R-18′s keel was laid down on 16 June 1917 by the Union Iron Works in San Francisco, California. She was launched on 8 January 1918, sponsored by Miss Marion S. Russell, and commissioned on 11 September 1918.
Following shakedown, R-18 was assigned, briefly, to the Panama Canal Zone. At the end of 1918 she returned to California. She was at San Pedro, California, from January to March 1919, then underwent an overhaul at San Francisco. On 17 June 1919 she got underway for Hawaii and on 25 June 1919 she arrived there at Pearl Harbor. Based there for over a decade, she served with the United States Pacific Fleet, training personnel and testing new submarine equipment. On 17 July 1920 she was given the hull classification symbol SS-95.
R-18 departed Hawaii on 12 December 1930, transited the Panama Canal, and thence continued on to the United States East Coast for inactivation. Arriving at Philadelphia, Pennsylvania, on 9 February 1931, she was decommissioned on 13 May 1931 and berthed at League Island.
Recommissioned 8 January 1941, R-18 was at New London, Connecticut, for reconditioning and fitting out into May 1941. On 12 May 1941 she got underway for the Panama Canal Zone, where she patrolled into September 1941. In October 1941 she returned to New London, underwent an overhaul, and then conducted training exercises in submarine warfare and anti-submarine warfare. In early January 1942, she shifted her training activities to the Casco Bay, Maine, area. Then, later January 1942, she added patrols along a line between Nantucket Light and Bermuda to her schedule.
Originally patrolling from New London, she shifted to Bermuda in May 1942. On 30 May 1942, a U.S. Navy OS2U-2 Kingfisher floatplane mistook her for a German U-boat and dropped a depth charge on her as she crash-dived in the Atlantic Ocean 50 nautical miles (93 km; 58 mi) bearing 50 degrees from Bermuda′s Mount Hill Lighthouse. R-18 sustained no damage. [1] In August 1942 she moved farther south and until December 1942 operated in a training capacity in the United States Virgin Islands and at Trinidad.

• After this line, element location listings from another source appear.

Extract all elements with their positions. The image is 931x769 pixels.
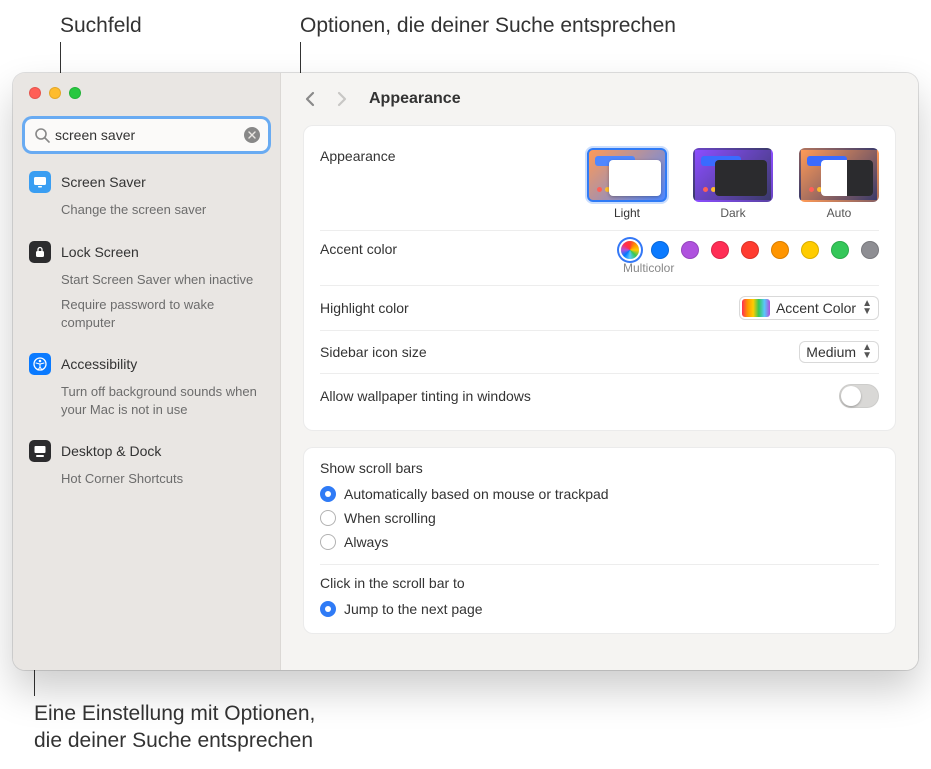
appearance-option-light[interactable]: Light (587, 148, 667, 220)
window-controls (13, 73, 280, 107)
result-title: Screen Saver (61, 174, 146, 190)
main-panel: Appearance Appearance Light Dark Auto Acce… (281, 73, 918, 670)
result-group: Screen Saver Change the screen saver (19, 167, 274, 223)
page-title: Appearance (369, 90, 461, 108)
result-head[interactable]: Accessibility (19, 349, 274, 379)
accent-color-orange[interactable] (771, 241, 789, 259)
appearance-option-auto[interactable]: Auto (799, 148, 879, 220)
accent-color-red[interactable] (741, 241, 759, 259)
result-sub[interactable]: Start Screen Saver when inactive (19, 267, 274, 293)
zoom-icon[interactable] (69, 87, 81, 99)
radio-icon (320, 534, 336, 550)
search-wrap (25, 119, 268, 151)
result-title: Accessibility (61, 356, 137, 372)
highlight-label: Highlight color (320, 300, 409, 316)
sidebar-icon-size-value: Medium (806, 344, 856, 360)
search-results: Screen Saver Change the screen saver Lock … (13, 161, 280, 670)
appearance-thumbs: Light Dark Auto (587, 148, 879, 220)
accent-color-blue[interactable] (651, 241, 669, 259)
accent-colors (621, 241, 879, 259)
desktop-icon (29, 440, 51, 462)
result-sub[interactable]: Require password to wake computer (19, 292, 274, 335)
sidebar-icon-size-label: Sidebar icon size (320, 344, 427, 360)
appearance-option-label: Dark (693, 206, 773, 220)
highlight-color-select[interactable]: Accent Color ▲▼ (739, 296, 879, 320)
radio-icon (320, 510, 336, 526)
radio-label: Always (344, 534, 388, 550)
close-icon[interactable] (29, 87, 41, 99)
minimize-icon[interactable] (49, 87, 61, 99)
back-button[interactable] (299, 84, 321, 114)
lock-icon (29, 241, 51, 263)
appearance-label: Appearance (320, 148, 396, 164)
wallpaper-tint-toggle[interactable] (839, 384, 879, 408)
accent-color-purple[interactable] (681, 241, 699, 259)
search-input[interactable] (25, 119, 268, 151)
content: Appearance Light Dark Auto Accent color Mu… (281, 125, 918, 668)
appearance-option-label: Auto (799, 206, 879, 220)
forward-button[interactable] (331, 84, 353, 114)
search-icon (34, 127, 50, 143)
highlight-value: Accent Color (776, 300, 856, 316)
chevron-updown-icon: ▲▼ (862, 344, 872, 360)
appearance-thumb-icon (587, 148, 667, 202)
accessibility-icon (29, 353, 51, 375)
radio-icon (320, 601, 336, 617)
accent-label: Accent color (320, 241, 397, 257)
scrollclick-title: Click in the scroll bar to (320, 575, 879, 591)
appearance-card: Appearance Light Dark Auto Accent color Mu… (303, 125, 896, 431)
callout-matching-options: Optionen, die deiner Suche entsprechen (300, 12, 676, 39)
appearance-option-dark[interactable]: Dark (693, 148, 773, 220)
clear-search-button[interactable] (244, 127, 260, 143)
result-sub[interactable]: Hot Corner Shortcuts (19, 466, 274, 492)
result-group: Accessibility Turn off background sounds … (19, 349, 274, 422)
scrollclick-option[interactable]: Jump to the next page (320, 597, 879, 621)
accent-color-green[interactable] (831, 241, 849, 259)
screensaver-icon (29, 171, 51, 193)
result-head[interactable]: Desktop & Dock (19, 436, 274, 466)
sidebar-icon-size-select[interactable]: Medium ▲▼ (799, 341, 879, 363)
accent-color-graphite[interactable] (861, 241, 879, 259)
result-title: Desktop & Dock (61, 443, 161, 459)
radio-label: Jump to the next page (344, 601, 483, 617)
scroll-card: Show scroll bars Automatically based on … (303, 447, 896, 634)
wallpaper-tint-label: Allow wallpaper tinting in windows (320, 388, 531, 404)
scrollclick-section: Click in the scroll bar to Jump to the n… (320, 564, 879, 621)
scrollbars-option[interactable]: Automatically based on mouse or trackpad (320, 482, 879, 506)
accent-color-pink[interactable] (711, 241, 729, 259)
appearance-thumb-icon (799, 148, 879, 202)
chevron-updown-icon: ▲▼ (862, 300, 872, 316)
accent-selected-label: Multicolor (623, 261, 879, 275)
scrollbars-title: Show scroll bars (320, 460, 879, 476)
scrollbars-section: Show scroll bars Automatically based on … (320, 460, 879, 554)
scrollclick-options: Jump to the next page (320, 595, 879, 621)
appearance-option-label: Light (587, 206, 667, 220)
result-title: Lock Screen (61, 244, 139, 260)
result-head[interactable]: Lock Screen (19, 237, 274, 267)
radio-label: When scrolling (344, 510, 436, 526)
result-head[interactable]: Screen Saver (19, 167, 274, 197)
sidebar: Screen Saver Change the screen saver Lock … (13, 73, 281, 670)
accent-color-yellow[interactable] (801, 241, 819, 259)
accent-color-multicolor[interactable] (621, 241, 639, 259)
callout-searchfield: Suchfeld (60, 12, 142, 39)
scrollbars-option[interactable]: When scrolling (320, 506, 879, 530)
highlight-swatch-icon (742, 299, 770, 317)
settings-window: Screen Saver Change the screen saver Lock … (13, 73, 918, 670)
appearance-thumb-icon (693, 148, 773, 202)
radio-label: Automatically based on mouse or trackpad (344, 486, 609, 502)
result-group: Lock Screen Start Screen Saver when inact… (19, 237, 274, 336)
result-group: Desktop & Dock Hot Corner Shortcuts (19, 436, 274, 492)
result-sub[interactable]: Turn off background sounds when your Mac… (19, 379, 274, 422)
scrollbars-options: Automatically based on mouse or trackpad… (320, 480, 879, 554)
toolbar: Appearance (281, 73, 918, 125)
result-sub[interactable]: Change the screen saver (19, 197, 274, 223)
scrollbars-option[interactable]: Always (320, 530, 879, 554)
radio-icon (320, 486, 336, 502)
callout-setting-with-options: Eine Einstellung mit Optionen, die deine… (34, 700, 315, 755)
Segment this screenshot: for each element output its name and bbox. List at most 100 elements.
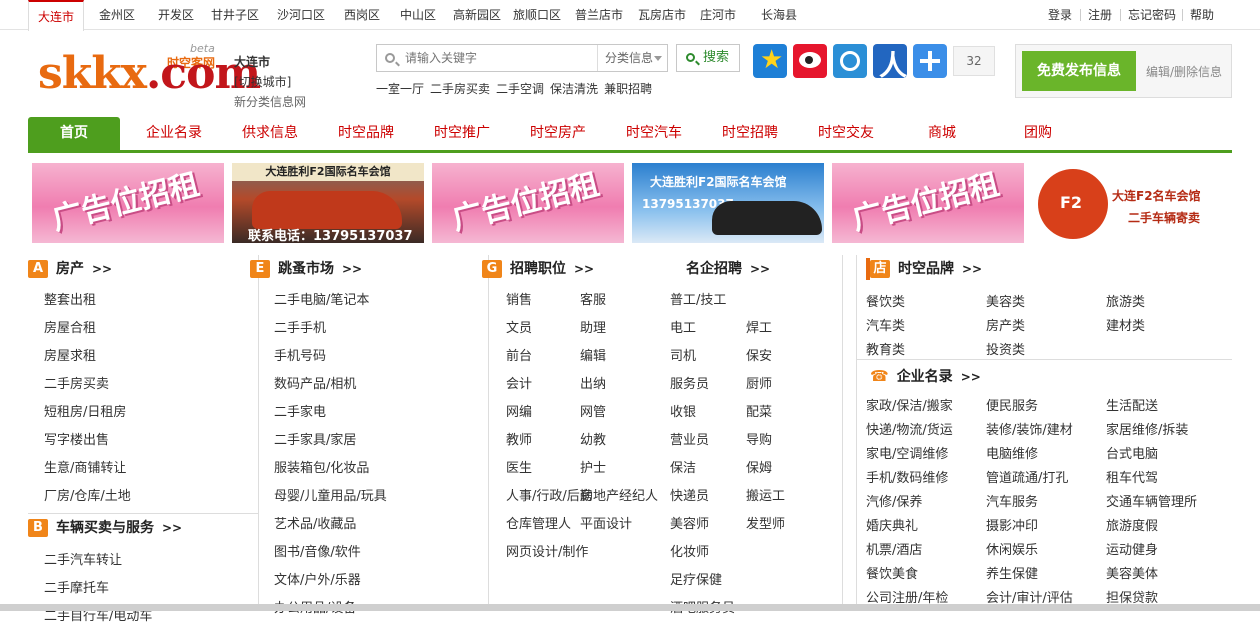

Then assigned with other R-class submarines to training duties for the remainder of World War II, R-18 returned to New London on 24 December 1942. She operated in the New London and Portland, Maine, areas until June 1943. She was at Bermuda from July to December 1943. From January through March 1944, she was back in southern New England. In April 1944 she moved south for eight months at Key West, and Port Everglades, Florida.
In 1945, R-18 again began operations from New London. During the summer of 1945 she made her last voyage to Florida and back and in September 1945 she headed for New Hampshire and inactivation. R-18 arrived at Portsmouth, New Hampshire, on 7 September 1945 and was decommissioned on 19 September 1945. Struck from the Naval Vessel Register in October 1945, she was sold for scrapping to the John J. Duane Company of Quincy, Massachusetts, in 1946.